Overall, by completing this laboratory protocol, students are given hands-on experience with neuroendocrinology through the manipulation of a well-characterized behavioral pathway. Students gain practice using zebrafish as a model organism, calculating the volume of reagents necessary to produce solutions of a desired concentration, fixing and imaging larvae, and analyzing images using ImageJ (a software program utilized by many professional labs). Students gain familiarity with analyzing and presenting quantitative data using Excel, and transforming these data into informative professional-quality figures. Finally, they gain practice explaining results in a concise scientific manner through the composition of detailed figure legends.

This protocol is relatively straightforward to proctor. Zebrafish have become a common model organism used by an increasing number of colleges and universities and thus are accessible to many professors who teach neuroendocrinology. The experiment itself requires relatively few reagents, a simple light treatment, fixation, imaging of larvae with microscopes found in many undergraduate labs, and image analysis with free software. The entire protocol includes an hour-long complementary journal club and two 3-hour lab sessions. Overall it teaches students laboratory and analytical techniques that are valuable for undergraduate neurobiology students. Additionally, another undergraduate laboratory protocol was recently published which describes isolating adult zebrafish scales and exposing them to regulators of cell signaling pathways, then observing the resulting melanosome dispersal or aggregation (Jensen, 2016). That protocol could be used to complement the one described here, to demonstrate the ability to control cell behaviors in isolation.

It should be noted that, while this protocol does attempt to replicate published findings, it is often difficult for students to achieve this goal the first time around. For instance, if students do not take care to keep dark fish in the dark and light fish in the light as they complete the anesthetization and fixation protocols, they can diminish the effects of the environmental treatments. Further, students should be encouraged to carefully orient their samples in agarose during imaging preparation so that their micrographs consistently represent a direct view of the dorsal surface of the larval head; oblique views will distort their quantifications of melanocyte area. Finally, the pharmacological interventions affect a process that exists on a spectrum: melanosomes can be fully aggregated, fully dispersed, and anything in between. Therefore, interpretation of their data will likely need to be nuanced. Nevertheless, this protocol allows students to collect quantifiable behavioral data—even if it is imperfect—which they can interpret using the foundational knowledge gained through an accompanying journal club.
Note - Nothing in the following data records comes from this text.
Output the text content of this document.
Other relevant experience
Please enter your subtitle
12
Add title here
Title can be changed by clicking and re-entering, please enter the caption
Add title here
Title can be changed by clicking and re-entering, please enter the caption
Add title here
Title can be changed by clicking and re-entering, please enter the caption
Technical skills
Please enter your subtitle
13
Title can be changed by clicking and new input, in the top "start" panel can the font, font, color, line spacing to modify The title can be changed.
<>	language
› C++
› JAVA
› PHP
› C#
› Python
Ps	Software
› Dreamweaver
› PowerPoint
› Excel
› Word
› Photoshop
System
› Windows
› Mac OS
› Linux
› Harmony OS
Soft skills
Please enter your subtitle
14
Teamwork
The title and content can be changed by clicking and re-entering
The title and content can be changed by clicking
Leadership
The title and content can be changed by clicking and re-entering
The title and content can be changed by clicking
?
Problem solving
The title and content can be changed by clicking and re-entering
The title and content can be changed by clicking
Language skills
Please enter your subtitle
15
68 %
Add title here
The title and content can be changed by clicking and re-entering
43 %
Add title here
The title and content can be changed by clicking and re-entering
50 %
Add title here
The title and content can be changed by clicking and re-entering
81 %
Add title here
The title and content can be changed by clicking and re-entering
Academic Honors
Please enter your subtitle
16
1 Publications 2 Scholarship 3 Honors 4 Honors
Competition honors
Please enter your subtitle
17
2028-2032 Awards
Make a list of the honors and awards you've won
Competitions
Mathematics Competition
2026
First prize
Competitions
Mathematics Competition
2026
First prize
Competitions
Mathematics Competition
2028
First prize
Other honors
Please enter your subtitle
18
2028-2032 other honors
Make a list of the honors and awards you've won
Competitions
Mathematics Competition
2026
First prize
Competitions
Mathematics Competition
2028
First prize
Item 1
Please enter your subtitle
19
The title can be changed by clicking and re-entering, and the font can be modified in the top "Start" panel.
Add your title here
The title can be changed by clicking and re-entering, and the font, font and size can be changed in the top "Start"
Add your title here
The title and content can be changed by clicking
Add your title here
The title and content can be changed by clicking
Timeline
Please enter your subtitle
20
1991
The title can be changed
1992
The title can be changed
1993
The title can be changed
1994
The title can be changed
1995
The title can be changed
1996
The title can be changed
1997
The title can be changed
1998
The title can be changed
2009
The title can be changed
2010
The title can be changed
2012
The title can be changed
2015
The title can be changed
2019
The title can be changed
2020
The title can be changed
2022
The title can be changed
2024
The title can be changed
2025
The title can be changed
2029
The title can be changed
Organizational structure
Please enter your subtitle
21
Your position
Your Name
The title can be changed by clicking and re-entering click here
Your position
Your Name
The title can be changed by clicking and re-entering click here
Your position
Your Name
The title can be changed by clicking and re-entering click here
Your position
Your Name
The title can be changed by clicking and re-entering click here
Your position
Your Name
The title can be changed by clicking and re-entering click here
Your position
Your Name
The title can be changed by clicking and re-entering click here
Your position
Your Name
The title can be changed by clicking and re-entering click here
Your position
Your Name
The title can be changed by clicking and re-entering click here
Finally, a great advantage of this protocol is that it can easily be modified to include numerous alternative modulators of the camouflage pathway, including key hormones, agonists or antagonists of hormone receptors, and modulators of transport along cytoskeletal elements. Thus, the camouflage response pathway can be exploited to educate students about the multitude of molecular interactions, both intercellular and intracellular, necessary for an environmental signal to produce a behavioral change.

Figure 2.

Larvae Imaging Configuration. Cartoon represents orientation of a larva in low-gelling temperature agarose within a ring of modeling clay on a microscope slide.